Biological community and sediment fatty acids associated with the deep-sea whale skeleton at the Torishima Seamount
- Cite this article as:
- Naganuma, T., Wada, H. & Fujioka, K. J Oceanogr (1996) 52: 1. doi:10.1007/BF02236529
A whale skeleton was discovered on the flat-topped summit of the Torishima Seamount, 4037 m deep, northwest Pacific Ocean, during a dive by the submersibleShinkai 6500 in 1992. The skeleton was encrusted with mytilid mussels and harbored benthic animals such as galatheid crabs, echinoderms, sea anemones, and unidentifiable tube worms. The whale skeleton was revisited in 1993. Sediment samples were collected to outline the chemical-microbial distribution in the sediment associated with the skeleton. In the sediment, there was a gradient of sulfide concentration with the peak of 20 n moles per gram sediment just beneath a bone. Corresponding gradients were observed in thiosulfate-oxidizing enzyme activity, bacterial colony counts and fatty acid amounts.
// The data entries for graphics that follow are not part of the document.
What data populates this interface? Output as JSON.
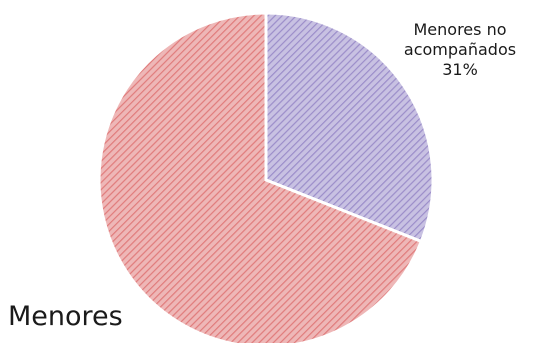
{
  "chart_data": {
    "type": "pie",
    "slices": [
      {
        "label": "Menores no acompañados",
        "label_lines": [
          "Menores no",
          "acompañados"
        ],
        "value": 31,
        "display": "31%",
        "color": "#9b8dc9",
        "hatch": "diagonal"
      },
      {
        "label": "Menores",
        "label_lines": [
          "Menores"
        ],
        "value": 69,
        "display": "",
        "color": "#e07b7b",
        "hatch": "diagonal"
      }
    ],
    "start_angle_deg": 0,
    "direction": "clockwise",
    "legend": "none",
    "title": ""
  }
}
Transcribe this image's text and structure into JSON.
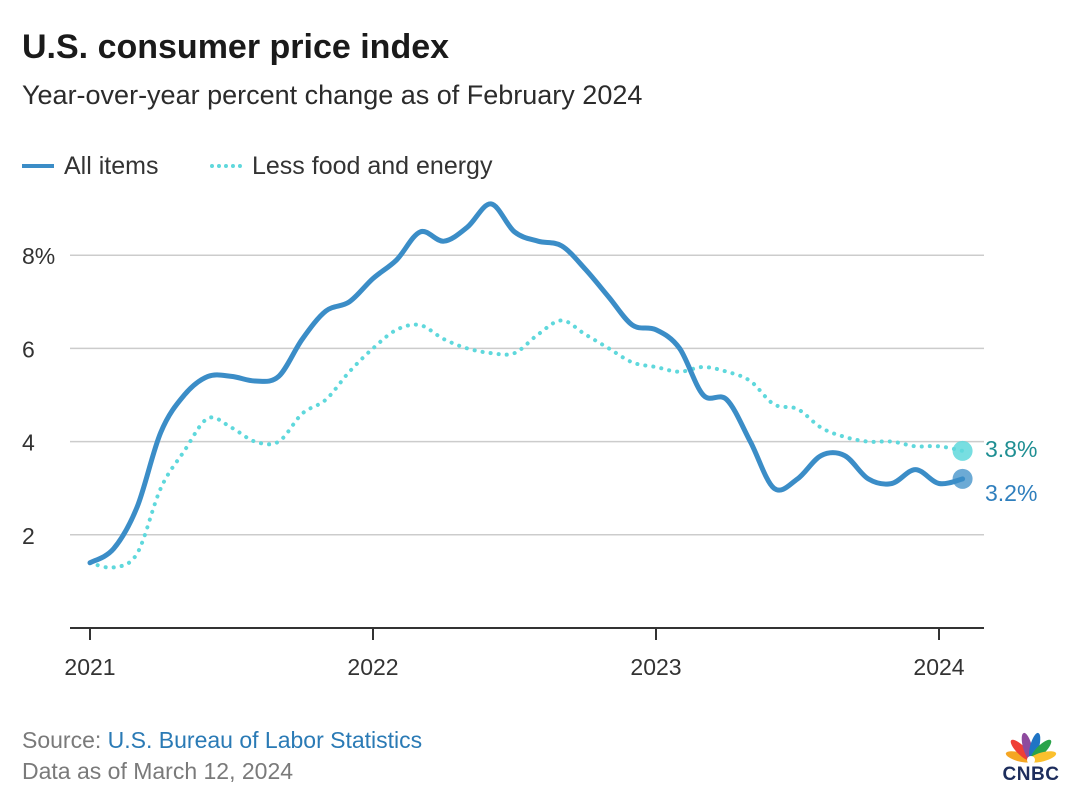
{
  "header": {
    "title": "U.S. consumer price index",
    "subtitle": "Year-over-year percent change as of February 2024"
  },
  "legend": {
    "all_items": "All items",
    "core": "Less food and energy"
  },
  "footer": {
    "source_prefix": "Source: ",
    "source_name": "U.S. Bureau of Labor Statistics",
    "data_note": "Data as of March 12, 2024"
  },
  "logo": {
    "text": "CNBC",
    "icon": "cnbc-peacock-logo"
  },
  "colors": {
    "all_items": "#3b8dc7",
    "core": "#5fd8dc",
    "all_items_label": "#2f7fbd",
    "core_label": "#1f8f93",
    "grid": "#cccccc",
    "axis": "#333333"
  },
  "chart_data": {
    "type": "line",
    "title": "U.S. consumer price index",
    "subtitle": "Year-over-year percent change as of February 2024",
    "xlabel": "",
    "ylabel": "",
    "x": [
      "2021-01",
      "2021-02",
      "2021-03",
      "2021-04",
      "2021-05",
      "2021-06",
      "2021-07",
      "2021-08",
      "2021-09",
      "2021-10",
      "2021-11",
      "2021-12",
      "2022-01",
      "2022-02",
      "2022-03",
      "2022-04",
      "2022-05",
      "2022-06",
      "2022-07",
      "2022-08",
      "2022-09",
      "2022-10",
      "2022-11",
      "2022-12",
      "2023-01",
      "2023-02",
      "2023-03",
      "2023-04",
      "2023-05",
      "2023-06",
      "2023-07",
      "2023-08",
      "2023-09",
      "2023-10",
      "2023-11",
      "2023-12",
      "2024-01",
      "2024-02"
    ],
    "x_ticks": [
      "2021",
      "2022",
      "2023",
      "2024"
    ],
    "y_ticks": [
      "2",
      "4",
      "6",
      "8%"
    ],
    "y_tick_values": [
      2,
      4,
      6,
      8
    ],
    "ylim": [
      0,
      9.5
    ],
    "grid": true,
    "legend_position": "top-left",
    "series": [
      {
        "name": "All items",
        "style": "solid",
        "values": [
          1.4,
          1.7,
          2.6,
          4.2,
          5.0,
          5.4,
          5.4,
          5.3,
          5.4,
          6.2,
          6.8,
          7.0,
          7.5,
          7.9,
          8.5,
          8.3,
          8.6,
          9.1,
          8.5,
          8.3,
          8.2,
          7.7,
          7.1,
          6.5,
          6.4,
          6.0,
          5.0,
          4.9,
          4.0,
          3.0,
          3.2,
          3.7,
          3.7,
          3.2,
          3.1,
          3.4,
          3.1,
          3.2
        ],
        "end_label": "3.2%"
      },
      {
        "name": "Less food and energy",
        "style": "dotted",
        "values": [
          1.4,
          1.3,
          1.6,
          3.0,
          3.8,
          4.5,
          4.3,
          4.0,
          4.0,
          4.6,
          4.9,
          5.5,
          6.0,
          6.4,
          6.5,
          6.2,
          6.0,
          5.9,
          5.9,
          6.3,
          6.6,
          6.3,
          6.0,
          5.7,
          5.6,
          5.5,
          5.6,
          5.5,
          5.3,
          4.8,
          4.7,
          4.3,
          4.1,
          4.0,
          4.0,
          3.9,
          3.9,
          3.8
        ],
        "end_label": "3.8%"
      }
    ]
  }
}
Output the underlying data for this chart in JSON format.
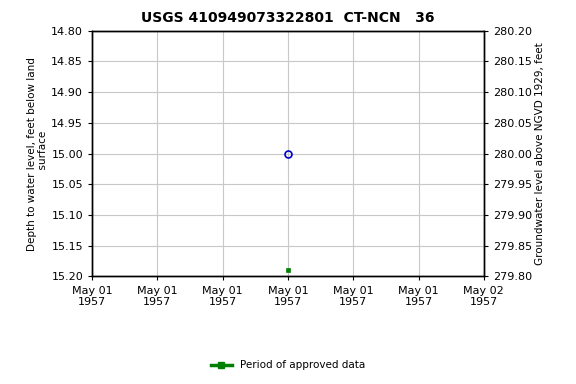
{
  "title": "USGS 410949073322801  CT-NCN   36",
  "ylabel_left": "Depth to water level, feet below land\n  surface",
  "ylabel_right": "Groundwater level above NGVD 1929, feet",
  "ylim_left_top": 14.8,
  "ylim_left_bottom": 15.2,
  "ylim_right_top": 280.2,
  "ylim_right_bottom": 279.8,
  "yticks_left": [
    14.8,
    14.85,
    14.9,
    14.95,
    15.0,
    15.05,
    15.1,
    15.15,
    15.2
  ],
  "yticks_right": [
    280.2,
    280.15,
    280.1,
    280.05,
    280.0,
    279.95,
    279.9,
    279.85,
    279.8
  ],
  "ytick_labels_left": [
    "14.80",
    "14.85",
    "14.90",
    "14.95",
    "15.00",
    "15.05",
    "15.10",
    "15.15",
    "15.20"
  ],
  "ytick_labels_right": [
    "280.20",
    "280.15",
    "280.10",
    "280.05",
    "280.00",
    "279.95",
    "279.90",
    "279.85",
    "279.80"
  ],
  "x_start": 0.0,
  "x_end": 6.0,
  "xtick_positions": [
    0,
    1,
    2,
    3,
    4,
    5,
    6
  ],
  "xtick_labels": [
    "May 01\n1957",
    "May 01\n1957",
    "May 01\n1957",
    "May 01\n1957",
    "May 01\n1957",
    "May 01\n1957",
    "May 02\n1957"
  ],
  "data_blue_x": 3.0,
  "data_blue_y": 15.0,
  "data_green_x": 3.0,
  "data_green_y": 15.19,
  "blue_color": "#0000cc",
  "green_color": "#008000",
  "background_color": "#ffffff",
  "grid_color": "#c8c8c8",
  "legend_label": "Period of approved data",
  "title_fontsize": 10,
  "label_fontsize": 7.5,
  "tick_fontsize": 8
}
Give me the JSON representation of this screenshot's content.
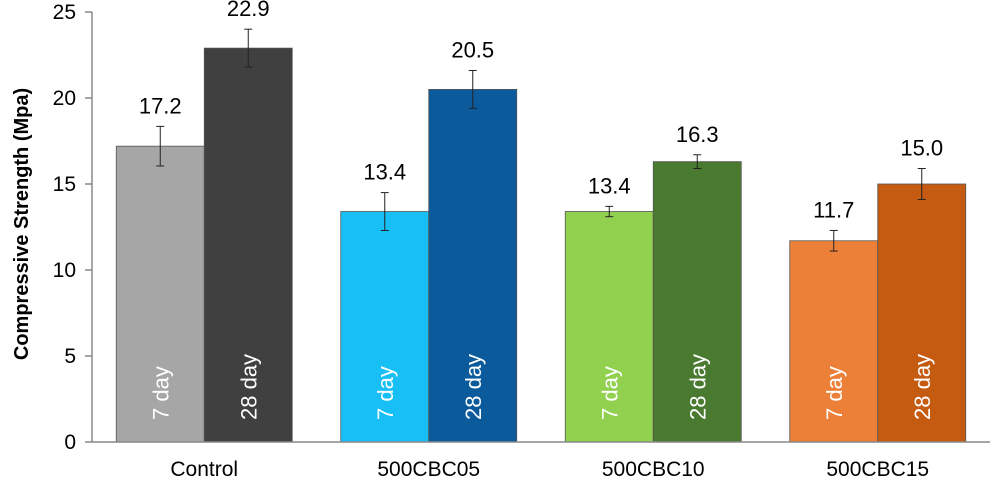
{
  "chart_data": {
    "type": "bar",
    "ylabel": "Compressive Strength (Mpa)",
    "xlabel": "",
    "ylim": [
      0,
      25
    ],
    "yticks": [
      "0",
      "5",
      "10",
      "15",
      "20",
      "25"
    ],
    "grid": false,
    "categories": [
      "Control",
      "500CBC05",
      "500CBC10",
      "500CBC15"
    ],
    "series": [
      {
        "name": "7 day",
        "values": [
          17.2,
          13.4,
          13.4,
          11.7
        ],
        "errors": [
          1.15,
          1.1,
          0.3,
          0.6
        ],
        "labels": [
          "17.2",
          "13.4",
          "13.4",
          "11.7"
        ]
      },
      {
        "name": "28 day",
        "values": [
          22.9,
          20.5,
          16.3,
          15.0
        ],
        "errors": [
          1.1,
          1.1,
          0.4,
          0.9
        ],
        "labels": [
          "22.9",
          "20.5",
          "16.3",
          "15.0"
        ]
      }
    ],
    "colors": [
      [
        "#a6a6a6",
        "#404040"
      ],
      [
        "#17bff5",
        "#0a5a9c"
      ],
      [
        "#92d050",
        "#4a7a30"
      ],
      [
        "#ed8038",
        "#c55a11"
      ]
    ]
  }
}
Direct analysis of the sediment fatty acid composition suggested the occurrence of methane-oxidizing bacteria and sulfur-reducing bacteria in close association with the whale skeleton. These observations imply that the methane and sulfides were formed during the saprogenic process and utilized for the chemosynthetic bacterial production to feed the whale skeleton-animal community.